Dopamine axon activity in the ventral, dorsomedial, and dorsolateral striatum was recorded, while mice performed a perceptual and value-based decision-making task. In one experiment, thirsty mice performed a perceptual decision-making task using mixtures of odor A and B (100/0, 90/10, 65/35, 35/65, 10/90, 0/100), in which identity of a dominant odor determined an available water port, and odor C which signaled no outcome. A fixed amount of water was always delivered with a correct choice. In the next experiment, mice performed a perceptual and value-based decision-making task using mixtures of odor A and B (100/0, 65/35, 35/65, 0/100), in which identity of a dominant odor determined an available water port, with probabilistic water reward. In this task, a fixed amount of water was delivered in block 1, and then in block 2, one water port delivered big or medium size of water in a pseudo-random order, and another water port delivered medium or small size of water in a pseudo-random order. In both tasks, odor-water port (left or right) rule was held constant throughout training and recording in each animal.

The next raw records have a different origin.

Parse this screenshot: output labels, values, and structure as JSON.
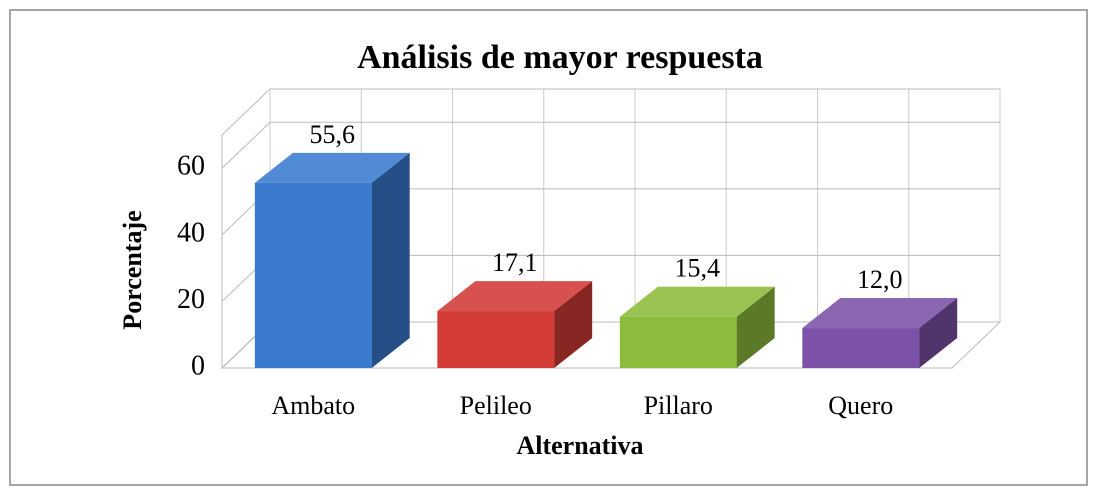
{
  "chart_data": {
    "type": "bar3d",
    "title": "Análisis de mayor respuesta",
    "x_label": "Alternativa",
    "y_label": "Porcentaje",
    "categories": [
      "Ambato",
      "Pelileo",
      "Pillaro",
      "Quero"
    ],
    "values": [
      55.6,
      17.1,
      15.4,
      12.0
    ],
    "value_labels": [
      "55,6",
      "17,1",
      "15,4",
      "12,0"
    ],
    "colors": [
      "#3a7bd0",
      "#d23b36",
      "#8dbb3c",
      "#7b52a8"
    ],
    "ylim": [
      0,
      70
    ],
    "yticks": [
      0,
      20,
      40,
      60
    ],
    "grid": true
  }
}
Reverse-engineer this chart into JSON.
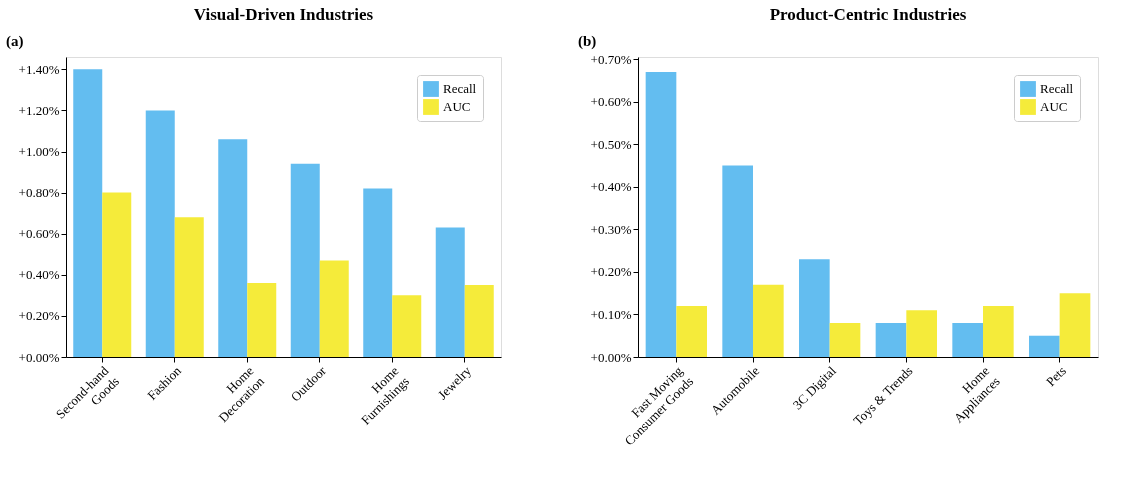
{
  "chart_data": [
    {
      "type": "bar",
      "title": "Visual-Driven Industries",
      "annotations": [
        "(a)"
      ],
      "categories": [
        "Second-hand\nGoods",
        "Fashion",
        "Home\nDecoration",
        "Outdoor",
        "Home\nFurnishings",
        "Jewelry"
      ],
      "series": [
        {
          "name": "Recall",
          "color": "#63bdf0",
          "values": [
            1.4,
            1.2,
            1.06,
            0.94,
            0.82,
            0.63
          ]
        },
        {
          "name": "AUC",
          "color": "#f5eb3a",
          "values": [
            0.8,
            0.68,
            0.36,
            0.47,
            0.3,
            0.35
          ]
        }
      ],
      "ylim": [
        0,
        1.46
      ],
      "yticks": [
        {
          "value": 0,
          "label": "+0.00%"
        },
        {
          "value": 0.2,
          "label": "+0.20%"
        },
        {
          "value": 0.4,
          "label": "+0.40%"
        },
        {
          "value": 0.6,
          "label": "+0.60%"
        },
        {
          "value": 0.8,
          "label": "+0.80%"
        },
        {
          "value": 1.0,
          "label": "+1.00%"
        },
        {
          "value": 1.2,
          "label": "+1.20%"
        },
        {
          "value": 1.4,
          "label": "+1.40%"
        }
      ],
      "legend": "top right",
      "grid": false
    },
    {
      "type": "bar",
      "title": "Product-Centric Industries",
      "annotations": [
        "(b)"
      ],
      "categories": [
        "Fast Moving\nConsumer Goods",
        "Automobile",
        "3C Digital",
        "Toys & Trends",
        "Home\nAppliances",
        "Pets"
      ],
      "series": [
        {
          "name": "Recall",
          "color": "#63bdf0",
          "values": [
            0.67,
            0.45,
            0.23,
            0.08,
            0.08,
            0.05
          ]
        },
        {
          "name": "AUC",
          "color": "#f5eb3a",
          "values": [
            0.12,
            0.17,
            0.08,
            0.11,
            0.12,
            0.15
          ]
        }
      ],
      "ylim": [
        0,
        0.705
      ],
      "yticks": [
        {
          "value": 0,
          "label": "+0.00%"
        },
        {
          "value": 0.1,
          "label": "+0.10%"
        },
        {
          "value": 0.2,
          "label": "+0.20%"
        },
        {
          "value": 0.3,
          "label": "+0.30%"
        },
        {
          "value": 0.4,
          "label": "+0.40%"
        },
        {
          "value": 0.5,
          "label": "+0.50%"
        },
        {
          "value": 0.6,
          "label": "+0.60%"
        },
        {
          "value": 0.7,
          "label": "+0.70%"
        }
      ],
      "legend": "top right",
      "grid": false
    }
  ]
}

Fiber fluorometry (photometry) was performed as previously reported (Menegas et al., 2018) with a few modification. The optic fiber (400 µm diameter, Doric Lenses) allows chronic, stable, minimally disruptive access to deep brain regions and interfaces with a flexible patch cord (Doric Lenses, Canada) on the skull surface to simultaneously deliver excitation light (473 nm, Laserglow Technologies, Canada; 561 nm, Opto Engine LLC, UT) and collect GCaMP and tdTomato fluorescence emissions. Activity-dependent fluorescence emitted by cells in the vicinity of the implanted fiber’s tip was spectrally separated from the excitation light using a dichroic, passed through a single band filter, and focused onto a photodetector connected to a current preamplifier (SR570, Stanford Research Systems, CA). During recording, optic fibers were connected to a magnetic patch cable (Doric Lesnses, MFP_400/430) which delivered excitation light (473 nm and 561 nm) and collected all emitted light. The emitted light was subsequently filtered using a 493/574 nm beam-splitter (Semrock, NY) followed by a 500 ± 20 nm (Chroma, VT) and 661 ± 20 nm (Semrock, NY) bandpass filters and collected by a photodetector (FDS10x10 silicone photodiode, Thorlabs, NJ) connected to a current preamplifier (SR570, Stanford Research Systems, CA). This preamplifier output a voltage signal which was collected by a NIDAQ board (National Instruments, TX) and Labview software (National Instruments, TX).

To synchronize behavioral events and fluorometry signals, TTL signals were sent every 10 s from a computer that was used to control and record task events using Labview, to a NIDAQ board that collects fluorometry voltage signals. GCaMP and tdTom signals were collected as voltage measurements from current preamplifiers. Green and red signals were cleaned by removing 60Hz noise with bandstop FIR filter 58-62Hz and smoothing with moving average of signals in 50ms. The global change within a session was normalized using a moving median of 100s. Then, the correlation between green and red signals during ITI was examined by linear regression. If the correlation is significant (p<0.05), fitted tdTom signals were subtracted from green signals.

Mice were first trained only with pure odors and with the same amounts of water reward (~6 ul). After mice achieved greater than 90% accuracy, mice received a surgery for viral injection and fiber implantation. Following a 1-week recovery period, mice received re-training and then, mixtures of odor A and B (100/0, 90/10, 65/35, 35/65, 10/90, 0/100) were gradually introduced. After the accuracy of all the mixture odors achieved more than 50%, neuronal recording with fiber fluorometry was performed for 5 sessions. Subsequently, a task with different amounts of water was introduced. Mixtures of odor A and B (100/0, 65/35, 35/65, 0/100) but no odor C were used in this task. Each recording session started with 88-120 trials with an equal amount of water (~6 ul, the standard amount) in the first block to calibrate any potential bias on the day. In the second block, different amounts of reward were delivered in each water port. In order to make the water amounts unpredictable, one water port delivered big or medium size of water (2.2 and 0.8 times of the standard, ~13.2 and 4.8 ml, BIG side) in a pseudo-random order, and another water port delivered medium or small size of water (0.8 and 0.2 times of the standard, ~4.8 and 1.2 ml, SMALL side) in a pseudo-random order. Block 2 continued for 200 trials or until the end of recording sessions, whichever came earlier. A mouse performed 134.3 ± 3.4 (mean ± SEM) trials in block 2. The water condition (BIG or SMALL) was assigned to a left or right water port in a pseudo-random order across sessions. Recording was conducted for 40 min every other day to avoid potential bleaching. On days with no recording, animals were trained with pure odors A and B with the standard amount of water.